- Genre: Morning show
- Country of origin: Canada
- Original language: English

Production
- Production locations: Ottawa, Ontario; Barrie, Ontario; Southwestern Ontario; Victoria, British Columbia;

Original release
- Network: CHRO-TV
- Release: 1997 – 2011
- Network: A
- Release: 1998 – 2009

Related
- A News

= A Morning =

A Morning (formerly New Day, Breakfast at The New RO in the case of Ottawa, and A-Channel Morning) is a morning television show that formerly aired on Canada's CHRO-TV in Ottawa and the other stations in the A system (except for A Atlantic).

Due to severe financial issues, as of March 4, 2009, only one edition of A Morning aired, namely the one at CHRO-TV Ottawa. The versions in Barrie and London were cancelled outright, with the timeslot filled by encores of the previous day's late news, while the Victoria edition was replaced with a simulcast of CFAX 1070's morning show.

A Atlantic continued to produce its own morning program, Breakfast Television. Following the re-launch of A as CTV Two on August 29, 2011, and the re-alignment of the stations' news operations with the CTV News branding, both Breakfast Television in the Atlantic and A Morning in Ottawa were re-branded as CTV Morning Live.

==Barrie==
CKVR in Barrie launched its A Morning show on September 8, 2008. Previously the station aired a simulcast of Citytv Toronto's Breakfast Television with its own local news inserts.

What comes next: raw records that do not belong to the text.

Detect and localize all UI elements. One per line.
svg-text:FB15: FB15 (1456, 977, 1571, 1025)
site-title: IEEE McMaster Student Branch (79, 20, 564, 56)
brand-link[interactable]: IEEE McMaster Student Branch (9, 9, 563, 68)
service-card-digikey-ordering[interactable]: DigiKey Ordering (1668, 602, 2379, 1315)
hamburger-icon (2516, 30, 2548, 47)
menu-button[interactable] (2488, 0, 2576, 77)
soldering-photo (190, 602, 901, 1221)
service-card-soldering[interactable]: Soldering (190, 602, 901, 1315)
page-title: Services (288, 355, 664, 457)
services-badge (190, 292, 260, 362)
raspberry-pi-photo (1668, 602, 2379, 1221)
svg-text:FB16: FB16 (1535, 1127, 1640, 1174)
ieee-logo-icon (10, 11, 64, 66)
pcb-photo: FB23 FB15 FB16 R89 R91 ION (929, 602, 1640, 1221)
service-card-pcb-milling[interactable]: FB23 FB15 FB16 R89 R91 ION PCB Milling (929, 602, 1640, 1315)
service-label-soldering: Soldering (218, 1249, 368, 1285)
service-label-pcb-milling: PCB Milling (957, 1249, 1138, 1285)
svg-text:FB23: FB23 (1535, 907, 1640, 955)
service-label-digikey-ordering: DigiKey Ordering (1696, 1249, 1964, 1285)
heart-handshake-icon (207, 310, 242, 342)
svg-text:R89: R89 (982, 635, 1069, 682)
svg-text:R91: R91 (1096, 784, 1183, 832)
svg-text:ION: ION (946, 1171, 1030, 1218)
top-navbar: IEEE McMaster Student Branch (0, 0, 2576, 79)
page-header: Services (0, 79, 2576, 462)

Following the program's cancellation a mere six months later, CKVR currently airs 6 repeats of the previous evening's 11:00 p.m. newscasts between 6 a.m. and 9 a.m.

==London/Windsor==
Similar to CKVR in Barrie, CFPL London and CHWI in Windsor both now run a loop of CFPL's 11:00 p.m. newscast between 6 and 9 a.m.

==Pembroke/Ottawa==
CTV Morning Live on CTV 2 airs in the Pembroke/Ottawa market. Airs from 6-10 am weekdays and Saturdays from 7-9 am.

===Personalities===
- Hosts: Leslie Roberts, Annette Goerner
- Weather: Rosey Edeh

==Victoria==
CIVI's A Morning in Victoria relaunched on September 8, 2008. CIVI previously aired a local A-Channel Morning, anchored by Bruce Williams, from its launch in 2001 until its cancellation of in 2006 when CTVglobemedia announced it would takeover CHUM Limited. During the time the show was cancelled, a rebroadcast of the previous evenings A-Channel News at 5 and 6 was shown in its timeslot.

CIVI has replaced the morning show with a simulcast of Bell Media's radio station in Victoria CFAX.

==Atlantic Canada==
The cable-only A Atlantic station in Atlantic Canada produces a similar morning program, although its program uses the name Breakfast Television, which it previously licensed from Citytv.